Abstract

The thrombolysis in myocardial infarction (TIMI) frame count was reported to reflect coronary blood flow and have prognostic value. However, such data in syndrome X was lacking. The purpose of this study was to examine the prognostic value of the TIMI frame count in syndrome X patients, compared with the normal population.

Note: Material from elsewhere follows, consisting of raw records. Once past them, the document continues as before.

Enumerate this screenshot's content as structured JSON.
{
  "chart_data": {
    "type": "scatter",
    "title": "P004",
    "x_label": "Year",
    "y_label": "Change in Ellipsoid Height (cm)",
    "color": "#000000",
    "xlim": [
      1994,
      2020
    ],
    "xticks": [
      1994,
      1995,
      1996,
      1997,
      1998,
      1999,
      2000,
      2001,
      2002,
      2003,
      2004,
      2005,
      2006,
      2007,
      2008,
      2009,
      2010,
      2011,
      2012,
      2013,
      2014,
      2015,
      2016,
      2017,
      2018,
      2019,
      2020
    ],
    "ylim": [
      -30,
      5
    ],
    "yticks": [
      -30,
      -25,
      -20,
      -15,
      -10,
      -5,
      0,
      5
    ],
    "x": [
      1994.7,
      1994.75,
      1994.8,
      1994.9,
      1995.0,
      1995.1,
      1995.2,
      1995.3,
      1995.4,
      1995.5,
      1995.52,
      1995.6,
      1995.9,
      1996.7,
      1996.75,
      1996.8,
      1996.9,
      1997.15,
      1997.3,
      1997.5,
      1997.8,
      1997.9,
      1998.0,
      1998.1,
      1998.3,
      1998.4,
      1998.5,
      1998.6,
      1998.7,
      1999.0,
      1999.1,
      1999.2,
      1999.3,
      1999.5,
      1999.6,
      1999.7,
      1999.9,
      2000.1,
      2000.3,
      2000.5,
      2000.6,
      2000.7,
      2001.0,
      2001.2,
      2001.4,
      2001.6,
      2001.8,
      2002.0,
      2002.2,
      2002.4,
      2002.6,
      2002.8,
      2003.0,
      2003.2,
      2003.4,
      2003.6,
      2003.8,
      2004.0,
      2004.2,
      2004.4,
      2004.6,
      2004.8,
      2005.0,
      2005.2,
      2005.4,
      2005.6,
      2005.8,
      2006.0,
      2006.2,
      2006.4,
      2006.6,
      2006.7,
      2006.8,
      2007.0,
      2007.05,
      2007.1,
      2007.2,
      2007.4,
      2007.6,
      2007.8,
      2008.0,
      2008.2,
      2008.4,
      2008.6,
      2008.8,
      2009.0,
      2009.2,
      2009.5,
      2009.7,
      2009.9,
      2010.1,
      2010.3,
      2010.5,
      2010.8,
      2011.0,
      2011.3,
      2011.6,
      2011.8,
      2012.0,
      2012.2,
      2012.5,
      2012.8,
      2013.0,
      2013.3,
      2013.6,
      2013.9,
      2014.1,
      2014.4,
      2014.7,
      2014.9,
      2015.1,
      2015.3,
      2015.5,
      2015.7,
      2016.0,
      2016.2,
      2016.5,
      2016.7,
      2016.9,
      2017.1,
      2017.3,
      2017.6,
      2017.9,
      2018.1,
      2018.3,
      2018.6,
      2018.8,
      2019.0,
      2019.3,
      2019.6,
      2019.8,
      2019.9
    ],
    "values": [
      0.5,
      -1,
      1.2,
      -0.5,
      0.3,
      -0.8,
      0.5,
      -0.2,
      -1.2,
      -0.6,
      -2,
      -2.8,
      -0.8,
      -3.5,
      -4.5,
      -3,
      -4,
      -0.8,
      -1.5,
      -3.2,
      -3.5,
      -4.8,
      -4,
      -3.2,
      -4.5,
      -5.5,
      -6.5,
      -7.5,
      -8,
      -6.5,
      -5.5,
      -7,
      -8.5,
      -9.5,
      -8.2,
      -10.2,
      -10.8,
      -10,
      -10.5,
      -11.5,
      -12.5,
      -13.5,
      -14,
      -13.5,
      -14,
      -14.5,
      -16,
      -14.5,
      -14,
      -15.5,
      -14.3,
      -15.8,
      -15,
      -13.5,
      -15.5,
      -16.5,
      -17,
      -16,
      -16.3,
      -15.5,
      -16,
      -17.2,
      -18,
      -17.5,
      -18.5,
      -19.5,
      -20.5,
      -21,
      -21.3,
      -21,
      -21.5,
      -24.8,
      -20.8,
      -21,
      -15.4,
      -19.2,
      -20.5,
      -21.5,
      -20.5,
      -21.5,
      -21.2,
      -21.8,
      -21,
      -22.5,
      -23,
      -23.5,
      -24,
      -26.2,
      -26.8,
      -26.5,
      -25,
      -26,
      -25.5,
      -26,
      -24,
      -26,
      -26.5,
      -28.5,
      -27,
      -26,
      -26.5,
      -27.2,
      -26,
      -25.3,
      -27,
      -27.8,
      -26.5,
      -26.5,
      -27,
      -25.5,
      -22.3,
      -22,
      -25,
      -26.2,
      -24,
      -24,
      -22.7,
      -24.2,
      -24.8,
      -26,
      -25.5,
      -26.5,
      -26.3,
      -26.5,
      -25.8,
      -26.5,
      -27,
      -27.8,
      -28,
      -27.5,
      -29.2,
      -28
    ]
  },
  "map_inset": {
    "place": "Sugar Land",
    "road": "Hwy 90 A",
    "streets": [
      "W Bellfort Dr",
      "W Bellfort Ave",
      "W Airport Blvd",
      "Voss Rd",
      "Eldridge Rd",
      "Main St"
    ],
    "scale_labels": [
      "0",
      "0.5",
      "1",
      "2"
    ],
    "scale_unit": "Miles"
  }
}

The TIMI frame count was measured in 2,049 consecutive patients referred for coronary angiography from March 2003 to February 2005. Among 308 patients with normal coronary angiograms, 44 undergoing the procedure for electrophysiologic studies or valvular heart disease surveys other than angina were designated normal controls. Another 155 patients with positive stress test results were diagnosed as syndrome X. Comparisons of the two groups showed that the syndrome X patients had higher frame counts in the left anterior descending artery (40.9 ± 15.7 vs. 47.8 ± 25.4; p < 0.05) and left circumflex artery (35.2 ± 11.7 vs. 42.0 ± 18.7; p < 0.05). A similar trend was found in the right coronary artery (29.3 ± 13.5 vs. 31.9 ± 15.9; p = 0.2). The TIMI frame count in each artery of the syndrome X group was related to the patients' variables (sex, age, and body mass index), clinical variables (medication use, diabetes, hypertension, hypercholesterolemia, smoking, and family history), and hemodynamic variables (aortic systolic blood pressure and left ventricular end-diastolic pressure). By multivariate analysis, the TIMI frame counts in all arteries were significantly higher in women and lower with angiotensin-converting enzyme inhibitor (ACEI) use (both p < 0.05). The frame count in the left anterior descending was associated with diuretics use ( p < 0.05). Our TIMI frame count data confirm the presence of slow coronary flow in syndrome X patients, especially women. ACEI use shortens the counts in these patients, suggesting that ACEIs have the potential to correct the underlying hemodynamic defects in such patients.